**Solution to Abstract Algebra by Dummit & Foote 3rd edition Chapter 1.6 Exercise 1.6.14**

Let $\varphi : G \rightarrow H$ be a group homomorphism. Define the kernel of $\varphi$ to be $\mathsf{ker}\ \varphi = \{ g \in G \ |\ \varphi(g) = 1 \}$. Prove that $\mathsf{ker}\ \varphi$ is a subgroup of G. Prove that $\varphi$ is injective if and only if $\mathsf{ker}\ \varphi = 1$.

Solution: By Exercise 1.1.26, it suffices to show that $\mathsf{ker}\ \varphi$ is closed under multiplication and inversion. To that end, let $g_1, g_2 \in \mathsf{ker}\ \varphi$. Then $$\varphi(g_1 g_2) = \varphi(g_1) \varphi(g_2) = 1 \cdot 1 = 1,$$ so that $g_1g_2 \in \mathsf{ker}\ \varphi$. Now let $g \in \mathsf{ker}\ \varphi$. Then $$\varphi(g^{-1}) = \varphi(g)^{-1} = 1^{-1} = 1$$ so that $g^{-1} \in \mathsf{ker}\ \varphi$. Thus $\mathsf{ker}\ \varphi$ is a subgroup of $G$.

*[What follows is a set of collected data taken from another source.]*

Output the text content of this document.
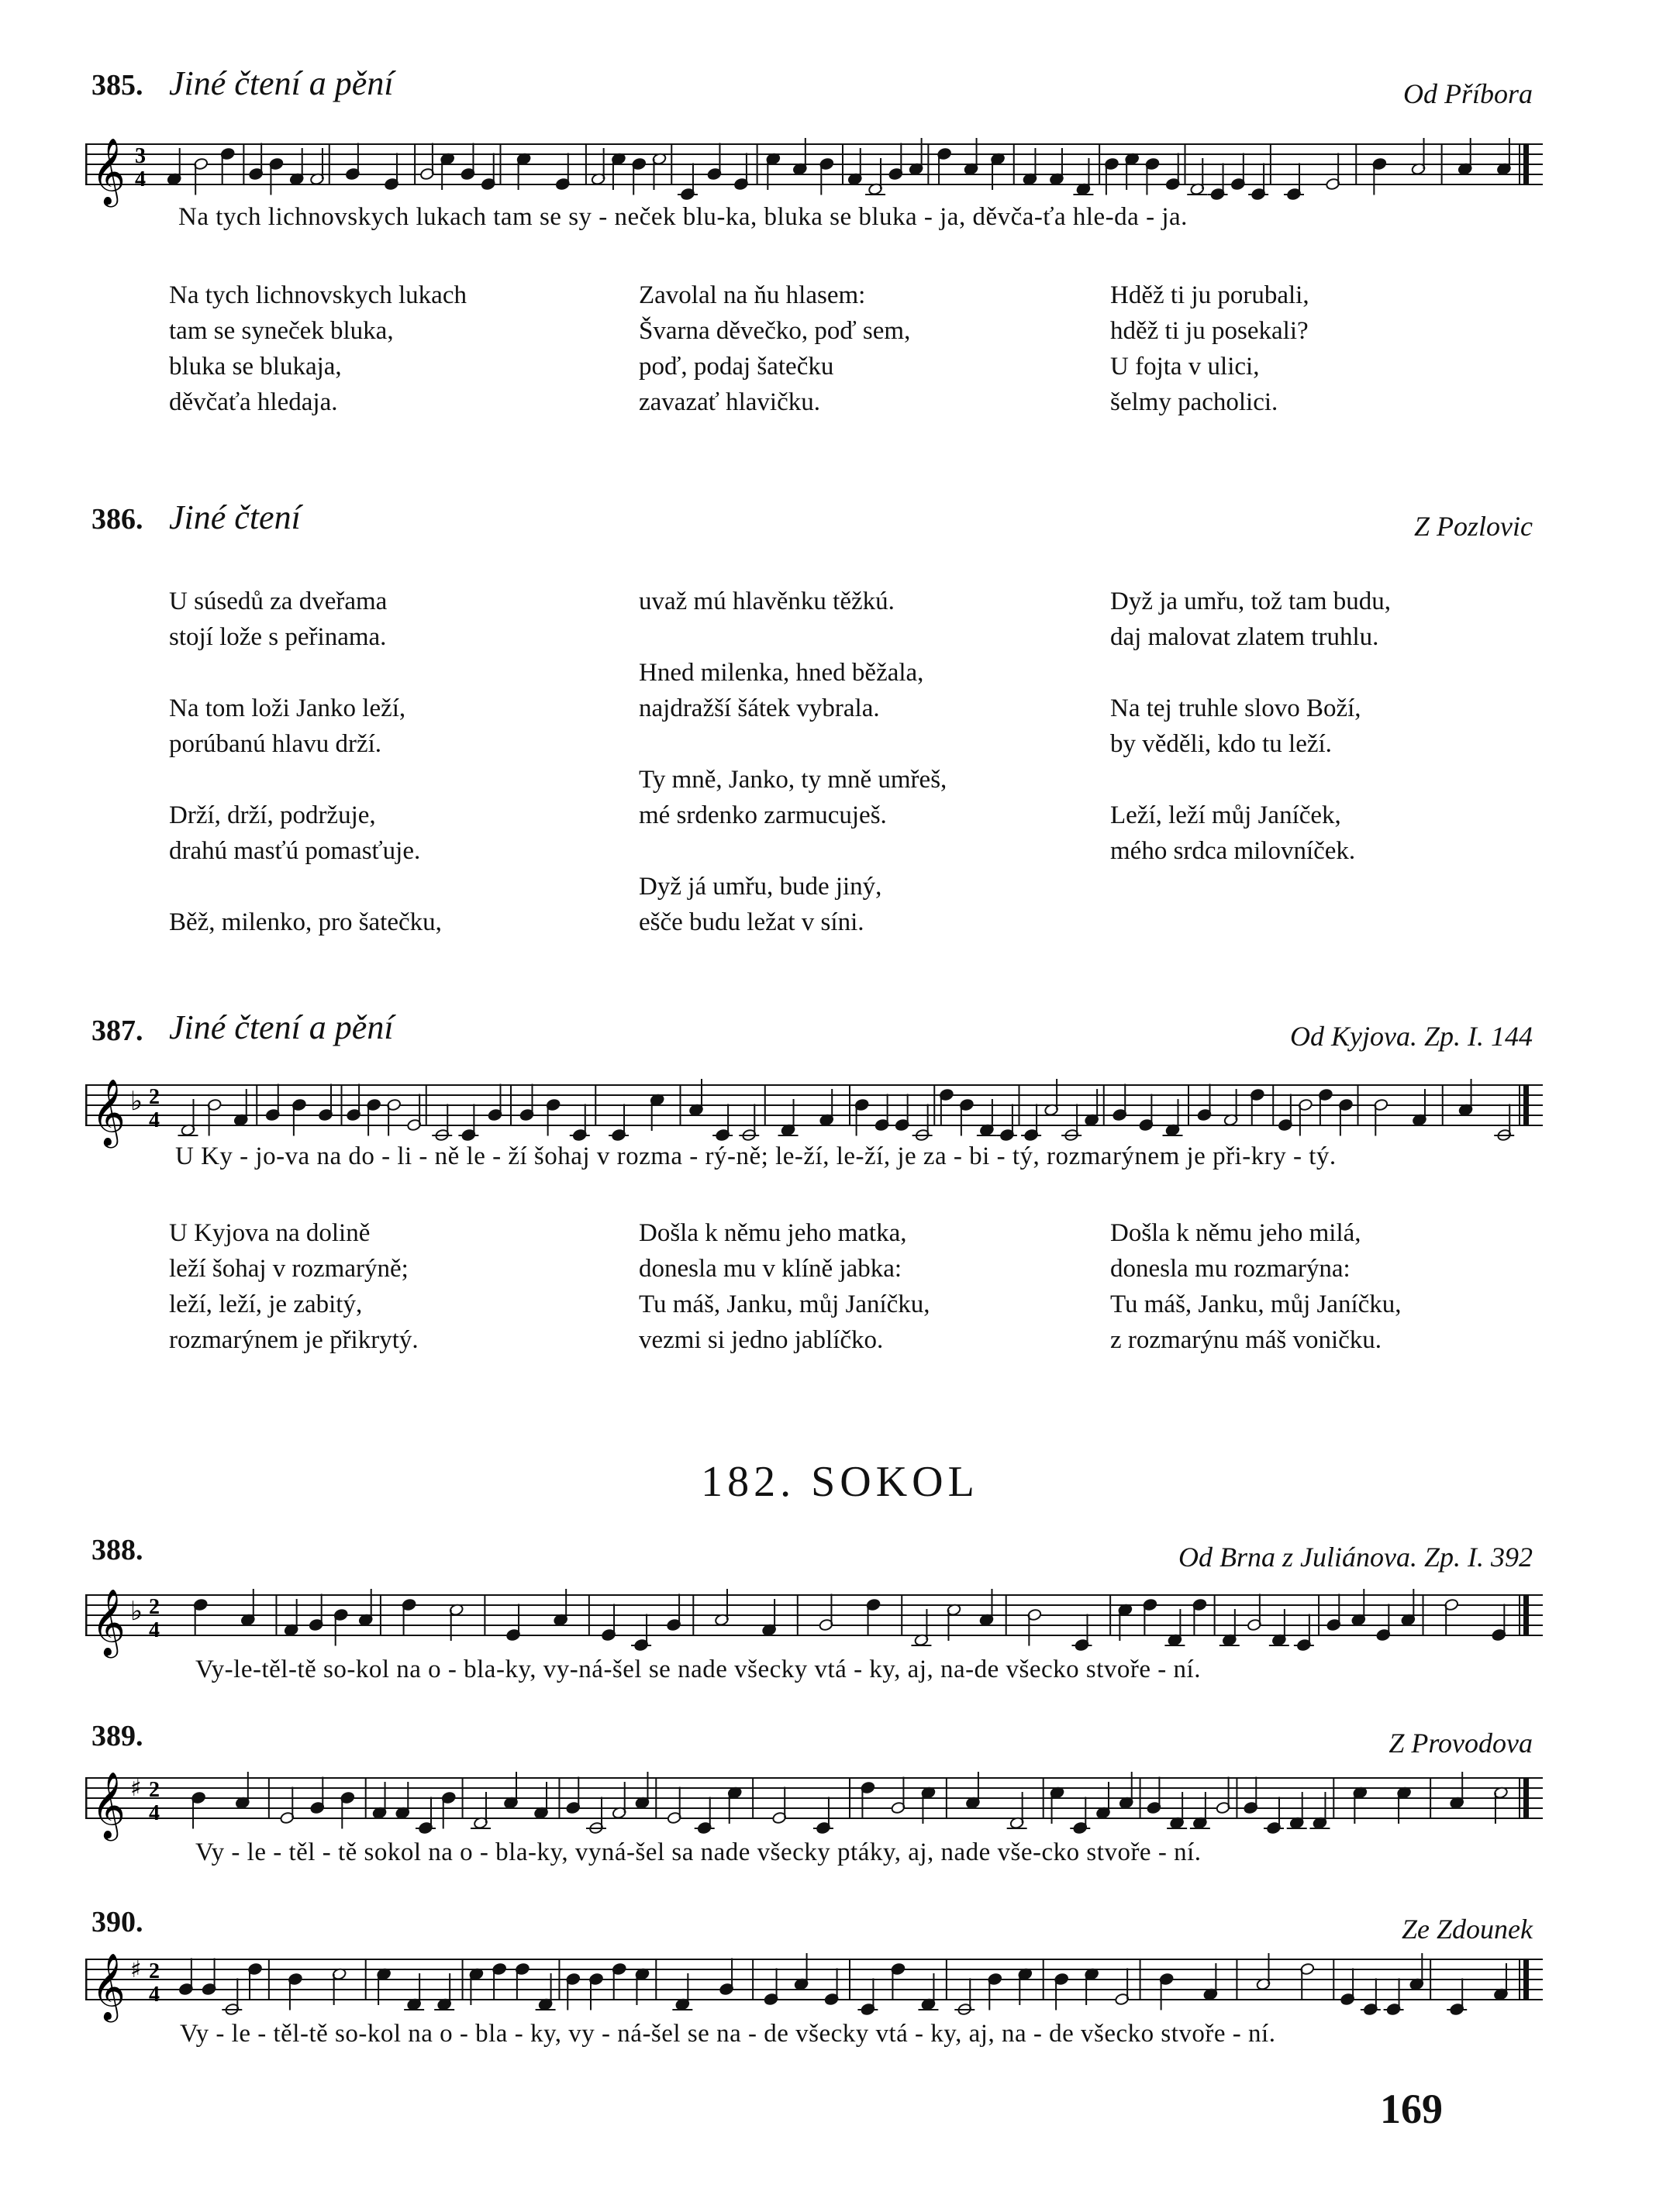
385. Jiné čtení a pění	Od Příbora
𝄞 3
4
Na tych lichnovskych lukach tam se sy - neček blu-ka, bluka se bluka - ja, děvča-ťa hle-da - ja.
Na tych lichnovskych lukach
tam se syneček bluka,
bluka se blukaja,
děvčaťa hledaja.
Zavolal na ňu hlasem:
Švarna děvečko, poď sem,
poď, podaj šatečku
zavazať hlavičku.
Hděž ti ju porubali,
hděž ti ju posekali?
U fojta v ulici,
šelmy pacholici.
386. Jiné čtení	Z Pozlovic
U súsedů za dveřama
stojí lože s peřinama.
Na tom loži Janko leží,
porúbanú hlavu drží.
Drží, drží, podržuje,
drahú masťú pomasťuje.
Běž, milenko, pro šatečku,
uvaž mú hlavěnku těžkú.
Hned milenka, hned běžala,
najdražší šátek vybrala.
Ty mně, Janko, ty mně umřeš,
mé srdenko zarmucuješ.
Dyž já umřu, bude jiný,
ešče budu ležat v síni.
Dyž ja umřu, tož tam budu,
daj malovat zlatem truhlu.
Na tej truhle slovo Boží,
by věděli, kdo tu leží.
Leží, leží můj Janíček,
mého srdca milovníček.
387. Jiné čtení a pění	Od Kyjova. Zp. I. 144
𝄞 ♭ 2
4
U Ky - jo-va na do - li - ně le - ží šohaj v rozma - rý-ně; le-ží, le-ží, je za - bi - tý, rozmarýnem je při-kry - tý.
U Kyjova na dolině
leží šohaj v rozmarýně;
leží, leží, je zabitý,
rozmarýnem je přikrytý.
Došla k němu jeho matka,
donesla mu v klíně jabka:
Tu máš, Janku, můj Janíčku,
vezmi si jedno jablíčko.
Došla k němu jeho milá,
donesla mu rozmarýna:
Tu máš, Janku, můj Janíčku,
z rozmarýnu máš voničku.
182. SOKOL
388.	Od Brna z Juliánova. Zp. I. 392
𝄞 ♭ 2
4
Vy-le-těl-tě so-kol na o - bla-ky, vy-ná-šel se nade všecky vtá - ky, aj, na-de všecko stvoře - ní.
389.	Z Provodova
𝄞 ♯ 2
4
Vy - le - těl - tě sokol na o - bla-ky, vyná-šel sa nade všecky ptáky, aj, nade vše-cko stvoře - ní.
390.	Ze Zdounek
𝄞 ♯ 2
4
Vy - le - těl-tě so-kol na o - bla - ky, vy - ná-šel se na - de všecky vtá - ky, aj, na - de všecko stvoře - ní.
169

Now we prove the second statement.

($\Rightarrow$) Suppose $\varphi$ is injective, and let $g \in \mathsf{ker}\ \varphi$. Note that $\varphi(1) = 1 = \varphi(g)$, so that $g = 1$. Thus $\mathsf{ker}\ \varphi = 1$.

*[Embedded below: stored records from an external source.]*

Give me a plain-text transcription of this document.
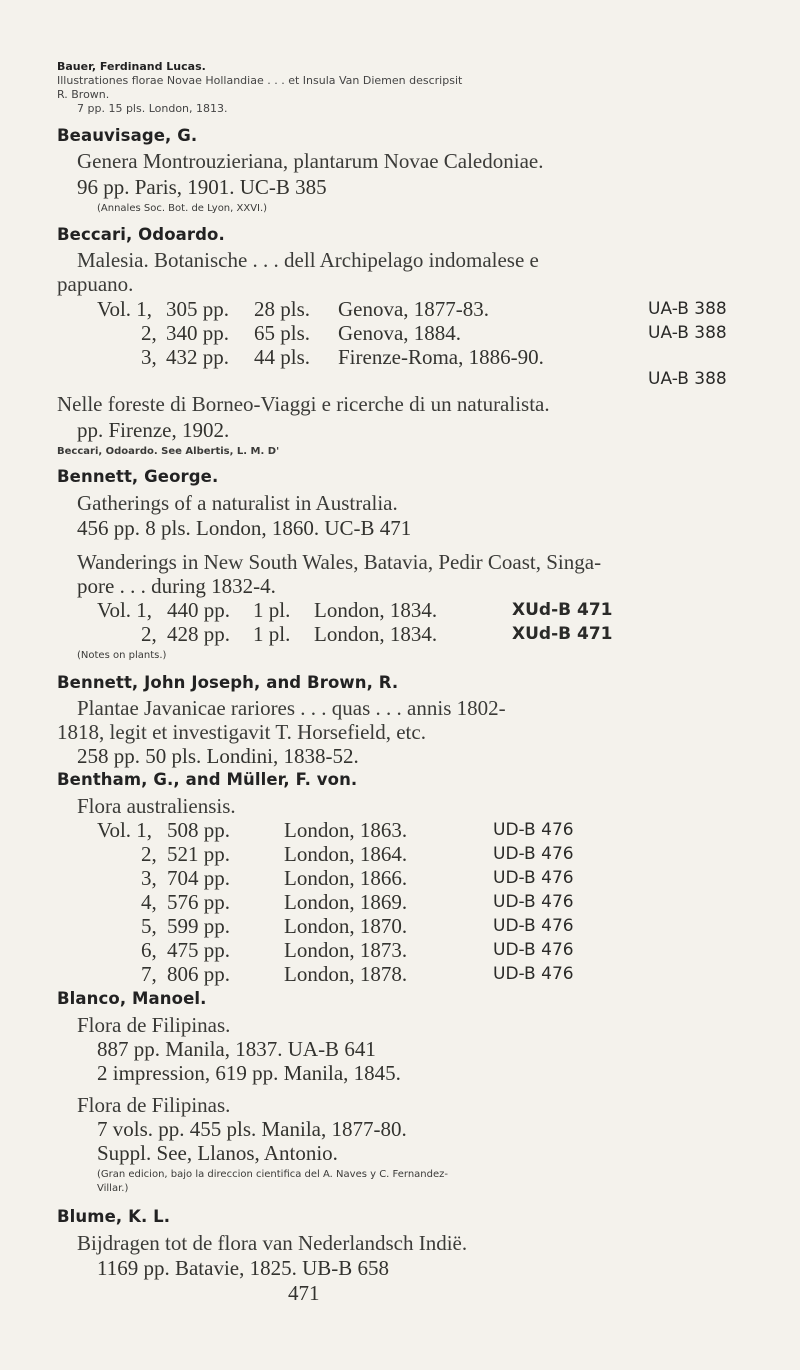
Bauer, Ferdinand Lucas.
Illustrationes florae Novae Hollandiae . . . et Insula Van Diemen descripsit
R. Brown.
7 pp. 15 pls. London, 1813.
Beauvisage, G.
Genera Montrouzieriana, plantarum Novae Caledoniae.
96 pp. Paris, 1901. UC-B 385
(Annales Soc. Bot. de Lyon, XXVI.)
Beccari, Odoardo.
Malesia. Botanische . . . dell Archipelago indomalese e
papuano.
Vol. 1, 305 pp. 28 pls. Genova, 1877-83.	UA-B 388
2, 340 pp. 65 pls. Genova, 1884.	UA-B 388
3, 432 pp. 44 pls. Firenze-Roma, 1886-90.
UA-B 388
Nelle foreste di Borneo-Viaggi e ricerche di un naturalista.
pp. Firenze, 1902.
Beccari, Odoardo. See Albertis, L. M. D'
Bennett, George.
Gatherings of a naturalist in Australia.
456 pp. 8 pls. London, 1860. UC-B 471
Wanderings in New South Wales, Batavia, Pedir Coast, Singa-
pore . . . during 1832-4.
Vol. 1, 440 pp. 1 pl. London, 1834.	XUd-B 471
2, 428 pp. 1 pl. London, 1834.	XUd-B 471
(Notes on plants.)
Bennett, John Joseph, and Brown, R.
Plantae Javanicae rariores . . . quas . . . annis 1802-
1818, legit et investigavit T. Horsefield, etc.
258 pp. 50 pls. Londini, 1838-52.
Bentham, G., and Müller, F. von.
Flora australiensis.
Vol. 1, 508 pp.	London, 1863.	UD-B 476
2, 521 pp.	London, 1864.	UD-B 476
3, 704 pp.	London, 1866.	UD-B 476
4, 576 pp.	London, 1869.	UD-B 476
5, 599 pp.	London, 1870.	UD-B 476
6, 475 pp.	London, 1873.	UD-B 476
7, 806 pp.	London, 1878.	UD-B 476
Blanco, Manoel.
Flora de Filipinas.
887 pp. Manila, 1837. UA-B 641
2 impression, 619 pp. Manila, 1845.
Flora de Filipinas.
7 vols. pp. 455 pls. Manila, 1877-80.
Suppl. See, Llanos, Antonio.
(Gran edicion, bajo la direccion cientifica del A. Naves y C. Fernandez-
Villar.)
Blume, K. L.
Bijdragen tot de flora van Nederlandsch Indië.
1169 pp. Batavie, 1825. UB-B 658
471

($\Leftarrow$) Suppose $\mathsf{ker}\ \varphi = 1$, and let $a,b \in G$ such that $\varphi(a) = \varphi(b)$. Now $$1 = \varphi(a) \varphi(b)^{-1} = \varphi(a) \varphi(b^{-1}) = \varphi(ab^{-1}),$$ so that $1 = ab^{-1}$ and thus $a = b$. Hence $\varphi$ is injective.